Apple often implements features to keep the average user’s personal data secure, but preventing sophisticated cyberattacks from state-sponsored hacking groups is much harder. To combat these high-level threats, Apple is rolling out a new “Lockdown Mode” for iOS/iPadOS 16 and macOS Ventura. But does it mean anything for you?
In its official announcement post, Apple says Lockdown Mode is intended for the “very few users who, because of who they are or what they do, may be personally targeted by some of the most sophisticated digital threats, such as those from NSO Group and other private companies developing state-sponsored mercenary spyware.” As the name implies, the feature outright blocks many of the most vulnerable features on Apple products to stop hackers from gaining access to a user’s data.
While in Lockdown Mode, any incoming message attachments (other than images) are blocked, including link previews. FaceTime calls and invitations through other Apple services from unknown contacts are also automatically blocked. These are all common vectors hackers use to slip malware or spyware onto a vulnerable device.
Lockdown Mode can also prevent someone from physically accessing certain files on your phone. For example, all shared photo albums are made invisible and shared album invitations are blocked. Similarly, wired connections to external devices or accessories (such as computers) are disabled while the screen is locked, which stops someone from accessing your data. It also blocks features and settings changes, such as installing configuration profiles or enrolling in mobile device management.
Lockdown Mode is turned off by default, since its heightened security settings are probably overkill for the average user, but the feature will be available on all iOS 16 and macOS Ventura-compatible devices, so anyone can use it. It’s available now in the latest Apple OS betas if you want to try it early, along with the many other new features available in iOS 16.
How to enable Lockdown Mode on iOS/iPadOS 16 or macOS Ventura
- On iOS/iPad: Go to Settings > Privacy & Security.
- On Mac: Go to System Preferences > Privacy & Security.
- In the Privacy & Security screen, scroll down and select “Lockdown Mode.”
- A pop-up window will appear with details on Lockdown Mode. Click “Learn More” if you want more info, otherwise select “Turn on Lockdown Mode” to continue.
- Select “Turn on & restart” to confirm.
- Your device will reboot. Unlock using your device’s pin/passcode. All Lockdown Mode settings are now turned on. You can disable Lockdown Mode using the above steps as well.
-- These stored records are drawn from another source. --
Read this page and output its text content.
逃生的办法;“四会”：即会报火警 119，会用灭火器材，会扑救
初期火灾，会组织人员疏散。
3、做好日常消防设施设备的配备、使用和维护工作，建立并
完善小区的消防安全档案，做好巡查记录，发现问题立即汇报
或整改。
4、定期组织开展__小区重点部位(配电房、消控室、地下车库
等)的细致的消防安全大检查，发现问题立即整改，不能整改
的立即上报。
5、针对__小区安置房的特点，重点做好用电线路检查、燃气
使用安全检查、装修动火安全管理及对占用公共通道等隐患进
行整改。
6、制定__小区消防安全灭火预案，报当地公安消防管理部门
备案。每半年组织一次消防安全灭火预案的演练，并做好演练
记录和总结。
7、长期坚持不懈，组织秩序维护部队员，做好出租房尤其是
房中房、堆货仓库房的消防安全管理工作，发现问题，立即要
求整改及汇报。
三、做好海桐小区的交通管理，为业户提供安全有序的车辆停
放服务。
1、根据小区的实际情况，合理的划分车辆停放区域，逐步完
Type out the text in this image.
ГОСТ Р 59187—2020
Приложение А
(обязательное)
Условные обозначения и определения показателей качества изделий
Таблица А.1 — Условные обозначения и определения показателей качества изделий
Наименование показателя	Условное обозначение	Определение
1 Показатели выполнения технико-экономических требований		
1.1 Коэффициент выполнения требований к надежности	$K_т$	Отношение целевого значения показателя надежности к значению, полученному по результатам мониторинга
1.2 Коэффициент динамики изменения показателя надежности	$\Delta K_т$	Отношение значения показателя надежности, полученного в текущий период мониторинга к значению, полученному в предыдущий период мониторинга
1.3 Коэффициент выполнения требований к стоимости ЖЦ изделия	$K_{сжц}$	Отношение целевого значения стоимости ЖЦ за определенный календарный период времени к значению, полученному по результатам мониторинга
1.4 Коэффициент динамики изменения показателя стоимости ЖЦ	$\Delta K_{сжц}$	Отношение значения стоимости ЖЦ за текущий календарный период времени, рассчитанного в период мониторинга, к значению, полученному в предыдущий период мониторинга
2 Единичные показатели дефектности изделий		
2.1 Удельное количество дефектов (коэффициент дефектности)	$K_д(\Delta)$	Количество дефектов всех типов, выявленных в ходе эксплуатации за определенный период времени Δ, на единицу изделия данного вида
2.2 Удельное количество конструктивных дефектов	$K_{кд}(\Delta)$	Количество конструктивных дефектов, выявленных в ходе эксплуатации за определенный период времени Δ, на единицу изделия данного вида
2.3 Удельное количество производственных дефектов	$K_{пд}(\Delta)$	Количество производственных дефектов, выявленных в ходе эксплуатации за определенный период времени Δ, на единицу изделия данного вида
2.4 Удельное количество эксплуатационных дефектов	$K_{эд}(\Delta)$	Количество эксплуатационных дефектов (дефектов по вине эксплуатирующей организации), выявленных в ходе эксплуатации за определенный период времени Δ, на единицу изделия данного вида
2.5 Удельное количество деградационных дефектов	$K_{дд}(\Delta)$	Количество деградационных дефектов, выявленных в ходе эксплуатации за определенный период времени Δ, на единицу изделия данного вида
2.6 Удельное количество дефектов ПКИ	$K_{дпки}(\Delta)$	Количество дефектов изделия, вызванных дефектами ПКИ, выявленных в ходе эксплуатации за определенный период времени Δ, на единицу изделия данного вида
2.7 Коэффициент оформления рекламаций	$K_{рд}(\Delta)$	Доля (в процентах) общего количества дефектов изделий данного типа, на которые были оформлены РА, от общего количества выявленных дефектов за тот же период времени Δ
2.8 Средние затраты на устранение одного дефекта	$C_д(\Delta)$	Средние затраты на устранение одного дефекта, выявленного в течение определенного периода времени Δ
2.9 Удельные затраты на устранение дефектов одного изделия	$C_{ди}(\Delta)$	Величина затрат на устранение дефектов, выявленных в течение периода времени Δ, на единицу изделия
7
It’s hard to imagine a reason you’d need to use Lockdown Mode, but it’s comforting to know it’s there. And if you’re looking to tune up your Apple device’s security in less aggressive ways, there are plenty of other privacy settings available for general iOS, iPad, and Mac users, including features that keep your iPhone data away from advertisers, and Safari settings that stop websites from tracking you.